Pullikuth Ashok, McKinnon Evangeline, Schaeffer Hans-Joerg, Catling Andrew D
Department of Pharmacology, Louisiana State University Health Sciences Center, 1901 Perdido Street, New Orleans, LA 70112, USA.
Mol Cell Biol. 2005 Jun;25(12):5119-33. doi: 10.1128/MCB.25.12.5119-5133.2005.

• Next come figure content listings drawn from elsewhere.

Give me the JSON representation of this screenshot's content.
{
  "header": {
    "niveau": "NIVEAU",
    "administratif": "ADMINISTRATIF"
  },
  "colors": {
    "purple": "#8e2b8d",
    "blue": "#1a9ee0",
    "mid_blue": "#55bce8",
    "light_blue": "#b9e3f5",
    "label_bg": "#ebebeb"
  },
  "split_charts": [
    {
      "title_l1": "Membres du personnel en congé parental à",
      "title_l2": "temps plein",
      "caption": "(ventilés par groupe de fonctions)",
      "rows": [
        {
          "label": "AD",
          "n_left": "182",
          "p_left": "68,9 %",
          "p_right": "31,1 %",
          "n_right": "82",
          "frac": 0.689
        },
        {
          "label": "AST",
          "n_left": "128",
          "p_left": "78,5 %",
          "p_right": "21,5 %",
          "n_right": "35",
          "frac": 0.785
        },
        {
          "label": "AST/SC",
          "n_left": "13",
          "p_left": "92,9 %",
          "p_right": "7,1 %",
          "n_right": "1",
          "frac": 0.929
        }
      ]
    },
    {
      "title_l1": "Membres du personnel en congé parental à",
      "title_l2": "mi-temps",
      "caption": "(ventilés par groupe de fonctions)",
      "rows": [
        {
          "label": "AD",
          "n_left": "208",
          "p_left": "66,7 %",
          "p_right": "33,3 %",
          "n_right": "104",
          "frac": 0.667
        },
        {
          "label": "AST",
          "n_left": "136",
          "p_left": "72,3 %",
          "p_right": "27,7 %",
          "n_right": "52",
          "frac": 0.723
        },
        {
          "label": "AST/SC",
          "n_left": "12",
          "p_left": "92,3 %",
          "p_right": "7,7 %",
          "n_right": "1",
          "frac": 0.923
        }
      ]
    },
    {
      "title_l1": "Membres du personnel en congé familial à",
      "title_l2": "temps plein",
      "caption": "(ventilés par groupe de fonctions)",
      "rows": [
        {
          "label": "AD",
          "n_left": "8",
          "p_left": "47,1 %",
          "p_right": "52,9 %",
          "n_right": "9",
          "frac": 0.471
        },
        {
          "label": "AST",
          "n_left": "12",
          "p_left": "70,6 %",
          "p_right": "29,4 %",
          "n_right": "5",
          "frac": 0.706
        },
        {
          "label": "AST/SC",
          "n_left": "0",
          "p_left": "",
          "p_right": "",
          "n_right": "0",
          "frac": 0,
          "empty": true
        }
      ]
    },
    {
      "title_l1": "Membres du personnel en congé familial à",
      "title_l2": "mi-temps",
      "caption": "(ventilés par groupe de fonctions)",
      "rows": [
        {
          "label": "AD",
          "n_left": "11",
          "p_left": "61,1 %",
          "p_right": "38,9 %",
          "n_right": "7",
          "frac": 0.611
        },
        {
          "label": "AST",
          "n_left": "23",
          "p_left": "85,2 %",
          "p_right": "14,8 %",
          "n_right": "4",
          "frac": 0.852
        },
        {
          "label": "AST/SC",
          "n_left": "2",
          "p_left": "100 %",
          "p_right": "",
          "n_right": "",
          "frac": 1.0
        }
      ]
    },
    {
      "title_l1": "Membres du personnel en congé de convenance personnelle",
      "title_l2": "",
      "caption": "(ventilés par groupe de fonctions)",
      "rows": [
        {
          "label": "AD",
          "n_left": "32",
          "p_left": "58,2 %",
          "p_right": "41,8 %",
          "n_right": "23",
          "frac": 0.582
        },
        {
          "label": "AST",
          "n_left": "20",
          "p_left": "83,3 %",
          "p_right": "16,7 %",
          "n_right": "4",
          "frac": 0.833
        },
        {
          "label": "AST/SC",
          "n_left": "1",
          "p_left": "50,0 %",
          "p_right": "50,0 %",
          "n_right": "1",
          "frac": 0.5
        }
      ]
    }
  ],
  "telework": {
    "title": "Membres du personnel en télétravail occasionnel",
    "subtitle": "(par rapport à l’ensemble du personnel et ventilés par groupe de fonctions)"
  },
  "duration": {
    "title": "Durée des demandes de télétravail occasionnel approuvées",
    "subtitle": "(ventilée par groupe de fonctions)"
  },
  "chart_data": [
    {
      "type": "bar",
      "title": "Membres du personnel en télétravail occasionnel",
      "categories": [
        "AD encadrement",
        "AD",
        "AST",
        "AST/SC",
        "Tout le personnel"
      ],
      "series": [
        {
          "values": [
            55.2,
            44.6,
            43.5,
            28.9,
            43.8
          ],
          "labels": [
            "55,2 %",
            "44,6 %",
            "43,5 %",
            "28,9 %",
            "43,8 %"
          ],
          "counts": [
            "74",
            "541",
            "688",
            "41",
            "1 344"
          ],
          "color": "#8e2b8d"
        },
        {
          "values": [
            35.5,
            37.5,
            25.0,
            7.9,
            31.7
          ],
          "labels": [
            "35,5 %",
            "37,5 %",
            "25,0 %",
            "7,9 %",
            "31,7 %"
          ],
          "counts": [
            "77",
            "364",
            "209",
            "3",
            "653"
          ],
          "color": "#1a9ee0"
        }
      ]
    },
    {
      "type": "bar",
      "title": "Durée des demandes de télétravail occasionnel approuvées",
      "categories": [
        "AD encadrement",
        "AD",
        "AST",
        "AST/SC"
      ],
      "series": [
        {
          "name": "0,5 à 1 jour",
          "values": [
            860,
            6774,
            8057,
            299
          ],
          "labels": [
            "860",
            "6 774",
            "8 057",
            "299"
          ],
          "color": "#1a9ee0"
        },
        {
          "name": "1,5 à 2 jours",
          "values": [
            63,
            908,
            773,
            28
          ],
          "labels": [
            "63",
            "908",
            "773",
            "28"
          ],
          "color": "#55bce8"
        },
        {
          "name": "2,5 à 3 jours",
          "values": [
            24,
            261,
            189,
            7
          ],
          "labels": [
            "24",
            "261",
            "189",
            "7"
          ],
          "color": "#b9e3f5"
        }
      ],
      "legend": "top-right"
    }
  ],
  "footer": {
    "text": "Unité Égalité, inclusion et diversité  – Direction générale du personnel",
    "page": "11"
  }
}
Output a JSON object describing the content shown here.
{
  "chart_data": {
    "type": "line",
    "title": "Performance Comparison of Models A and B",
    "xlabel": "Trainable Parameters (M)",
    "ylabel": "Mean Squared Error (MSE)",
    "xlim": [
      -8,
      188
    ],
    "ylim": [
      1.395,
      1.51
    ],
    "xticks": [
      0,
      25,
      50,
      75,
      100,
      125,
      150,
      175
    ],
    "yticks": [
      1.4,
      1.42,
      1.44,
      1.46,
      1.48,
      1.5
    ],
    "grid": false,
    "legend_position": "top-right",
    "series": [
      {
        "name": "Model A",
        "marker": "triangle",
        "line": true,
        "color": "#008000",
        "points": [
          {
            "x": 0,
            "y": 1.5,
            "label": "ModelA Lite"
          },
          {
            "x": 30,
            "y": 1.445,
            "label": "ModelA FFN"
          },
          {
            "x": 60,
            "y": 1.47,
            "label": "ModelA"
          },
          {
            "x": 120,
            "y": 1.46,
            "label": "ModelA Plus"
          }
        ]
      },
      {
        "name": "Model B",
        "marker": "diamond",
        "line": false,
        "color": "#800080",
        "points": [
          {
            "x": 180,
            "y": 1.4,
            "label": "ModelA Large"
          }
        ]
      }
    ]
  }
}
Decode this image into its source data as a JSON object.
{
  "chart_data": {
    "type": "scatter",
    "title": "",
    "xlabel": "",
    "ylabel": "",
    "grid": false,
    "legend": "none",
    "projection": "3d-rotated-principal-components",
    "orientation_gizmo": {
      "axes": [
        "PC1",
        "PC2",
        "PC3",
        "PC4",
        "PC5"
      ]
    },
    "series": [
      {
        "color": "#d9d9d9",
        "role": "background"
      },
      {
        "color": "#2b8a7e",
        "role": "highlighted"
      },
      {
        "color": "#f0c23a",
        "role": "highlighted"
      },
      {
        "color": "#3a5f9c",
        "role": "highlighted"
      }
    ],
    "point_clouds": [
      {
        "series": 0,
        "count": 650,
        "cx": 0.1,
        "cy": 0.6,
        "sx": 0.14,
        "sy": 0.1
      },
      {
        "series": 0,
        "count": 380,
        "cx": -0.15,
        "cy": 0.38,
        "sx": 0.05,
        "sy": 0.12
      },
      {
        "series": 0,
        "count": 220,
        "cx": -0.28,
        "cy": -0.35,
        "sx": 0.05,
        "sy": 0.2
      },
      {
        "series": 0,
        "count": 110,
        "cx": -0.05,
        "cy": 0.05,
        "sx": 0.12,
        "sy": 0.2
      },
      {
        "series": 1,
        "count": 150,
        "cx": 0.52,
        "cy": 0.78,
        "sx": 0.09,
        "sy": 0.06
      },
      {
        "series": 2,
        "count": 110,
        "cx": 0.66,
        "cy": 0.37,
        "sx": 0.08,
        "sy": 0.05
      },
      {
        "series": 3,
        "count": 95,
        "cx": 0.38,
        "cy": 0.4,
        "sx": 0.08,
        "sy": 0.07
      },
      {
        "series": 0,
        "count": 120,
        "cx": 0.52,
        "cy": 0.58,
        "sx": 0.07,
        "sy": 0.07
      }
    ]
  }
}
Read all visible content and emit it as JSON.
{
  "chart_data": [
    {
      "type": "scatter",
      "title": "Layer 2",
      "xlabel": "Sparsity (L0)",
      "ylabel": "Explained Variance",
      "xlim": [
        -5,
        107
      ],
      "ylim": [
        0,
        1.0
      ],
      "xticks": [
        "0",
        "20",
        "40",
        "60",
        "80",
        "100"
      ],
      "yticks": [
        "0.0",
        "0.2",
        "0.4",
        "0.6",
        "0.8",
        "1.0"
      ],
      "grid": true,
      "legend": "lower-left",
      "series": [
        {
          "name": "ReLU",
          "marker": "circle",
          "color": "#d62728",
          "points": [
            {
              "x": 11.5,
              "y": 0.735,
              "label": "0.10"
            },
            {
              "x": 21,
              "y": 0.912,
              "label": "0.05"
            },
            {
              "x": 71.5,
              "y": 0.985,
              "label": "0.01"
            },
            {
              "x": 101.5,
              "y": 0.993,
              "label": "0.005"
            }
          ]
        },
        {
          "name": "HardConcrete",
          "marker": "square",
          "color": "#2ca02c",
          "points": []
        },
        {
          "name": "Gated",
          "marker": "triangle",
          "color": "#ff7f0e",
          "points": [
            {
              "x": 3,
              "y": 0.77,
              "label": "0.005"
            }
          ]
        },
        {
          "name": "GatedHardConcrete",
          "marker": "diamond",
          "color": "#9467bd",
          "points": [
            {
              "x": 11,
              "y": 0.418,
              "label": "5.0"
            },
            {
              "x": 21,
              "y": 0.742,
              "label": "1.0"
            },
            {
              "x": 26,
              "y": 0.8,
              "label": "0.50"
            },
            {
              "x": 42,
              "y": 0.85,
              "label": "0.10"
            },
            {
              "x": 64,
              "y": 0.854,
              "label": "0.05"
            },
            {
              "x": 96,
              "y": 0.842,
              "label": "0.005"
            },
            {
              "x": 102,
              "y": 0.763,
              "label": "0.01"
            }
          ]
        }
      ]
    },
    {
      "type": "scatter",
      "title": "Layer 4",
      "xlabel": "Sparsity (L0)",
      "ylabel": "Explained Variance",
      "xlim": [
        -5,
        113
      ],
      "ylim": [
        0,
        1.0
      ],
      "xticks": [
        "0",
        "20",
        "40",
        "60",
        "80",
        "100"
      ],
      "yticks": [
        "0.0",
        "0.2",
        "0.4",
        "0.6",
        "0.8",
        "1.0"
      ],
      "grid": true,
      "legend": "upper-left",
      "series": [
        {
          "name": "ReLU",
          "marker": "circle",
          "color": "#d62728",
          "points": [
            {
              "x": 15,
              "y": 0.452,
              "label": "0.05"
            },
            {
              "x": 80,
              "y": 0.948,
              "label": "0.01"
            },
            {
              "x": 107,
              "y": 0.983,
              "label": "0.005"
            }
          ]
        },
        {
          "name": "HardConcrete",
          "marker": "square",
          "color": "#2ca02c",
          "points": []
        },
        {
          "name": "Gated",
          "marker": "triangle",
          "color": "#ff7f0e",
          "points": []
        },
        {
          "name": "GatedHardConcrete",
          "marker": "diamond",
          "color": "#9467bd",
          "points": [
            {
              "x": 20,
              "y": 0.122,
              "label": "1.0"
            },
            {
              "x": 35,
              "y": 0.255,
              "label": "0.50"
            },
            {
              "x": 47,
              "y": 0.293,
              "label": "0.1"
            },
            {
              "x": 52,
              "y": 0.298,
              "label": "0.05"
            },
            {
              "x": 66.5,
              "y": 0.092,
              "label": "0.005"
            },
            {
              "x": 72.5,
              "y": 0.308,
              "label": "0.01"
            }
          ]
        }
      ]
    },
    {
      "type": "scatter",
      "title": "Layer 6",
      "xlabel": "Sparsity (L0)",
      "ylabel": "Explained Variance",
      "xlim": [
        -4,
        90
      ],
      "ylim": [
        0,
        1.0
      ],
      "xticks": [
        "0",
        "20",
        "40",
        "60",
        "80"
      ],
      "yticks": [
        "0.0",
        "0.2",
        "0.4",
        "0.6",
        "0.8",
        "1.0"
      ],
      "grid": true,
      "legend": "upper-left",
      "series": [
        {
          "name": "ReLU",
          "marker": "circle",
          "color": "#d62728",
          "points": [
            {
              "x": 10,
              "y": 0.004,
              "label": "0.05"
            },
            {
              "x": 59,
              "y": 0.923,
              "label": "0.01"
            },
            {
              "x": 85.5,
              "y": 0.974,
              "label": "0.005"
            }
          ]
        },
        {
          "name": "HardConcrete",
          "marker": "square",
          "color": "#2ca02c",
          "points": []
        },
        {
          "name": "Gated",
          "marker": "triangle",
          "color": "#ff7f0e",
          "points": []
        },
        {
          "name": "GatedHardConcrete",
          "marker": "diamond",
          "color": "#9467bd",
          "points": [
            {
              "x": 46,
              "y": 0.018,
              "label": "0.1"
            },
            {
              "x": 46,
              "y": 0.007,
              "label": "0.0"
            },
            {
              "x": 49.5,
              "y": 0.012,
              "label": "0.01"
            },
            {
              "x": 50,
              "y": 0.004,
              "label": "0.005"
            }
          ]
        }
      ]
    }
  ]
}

How the extracellular signal-regulated kinase (ERK) cascade regulates diverse cellular functions, including cell proliferation, survival, and motility, in a context-dependent manner remains poorly understood. Compelling evidence indicates that scaffolding molecules function in yeast to channel specific signals through common components to appropriate targets. Although a number of putative ERK scaffolding proteins have been identified in mammalian systems, none has been linked to a specific biological response. Here we show that the putative scaffold protein MEK partner 1 (MP1) and its partner p14 regulate PAK1-dependent ERK activation during adhesion and cell spreading but are not required for ERK activation by platelet-derived growth factor. MP1 associates with active but not inactive PAK1 and controls PAK1 phosphorylation of MEK1. Our data further show that MP1, p14, and MEK1 serve to inhibit Rho/Rho kinase functions necessary for the turnover of adhesion structures and cell spreading and reveal a signal-channeling function for a MEK1/ERK scaffold in orchestrating cytoskeletal rearrangements important for cell motility.
细胞外信号调节激酶(ERK)级联反应如何以上下文依赖的方式调节多种细胞功能,包括细胞增殖、存活和运动,目前仍知之甚少。有力的证据表明,支架分子在酵母中发挥作用,通过共同的组分将特定信号导向合适的靶点。尽管在哺乳动物系统中已鉴定出许多假定的ERK支架蛋白,但尚无一种与特定的生物学反应相关联。在此,我们表明,假定的支架蛋白MEK伴侣1(MP1)及其伴侣p14在黏附及细胞铺展过程中调节PAK1依赖性ERK激活,但血小板衍生生长因子激活ERK则不需要它们。MP1与活性而非非活性PAK1结合,并控制MEK1的PAK1磷酸化。我们的数据进一步表明,MP1、p14和MEK1可抑制黏附结构周转及细胞铺展所需的Rho/Rho激酶功能,并揭示了MEK1/ERK支架在协调对细胞运动至关重要的细胞骨架重排中的信号传导功能。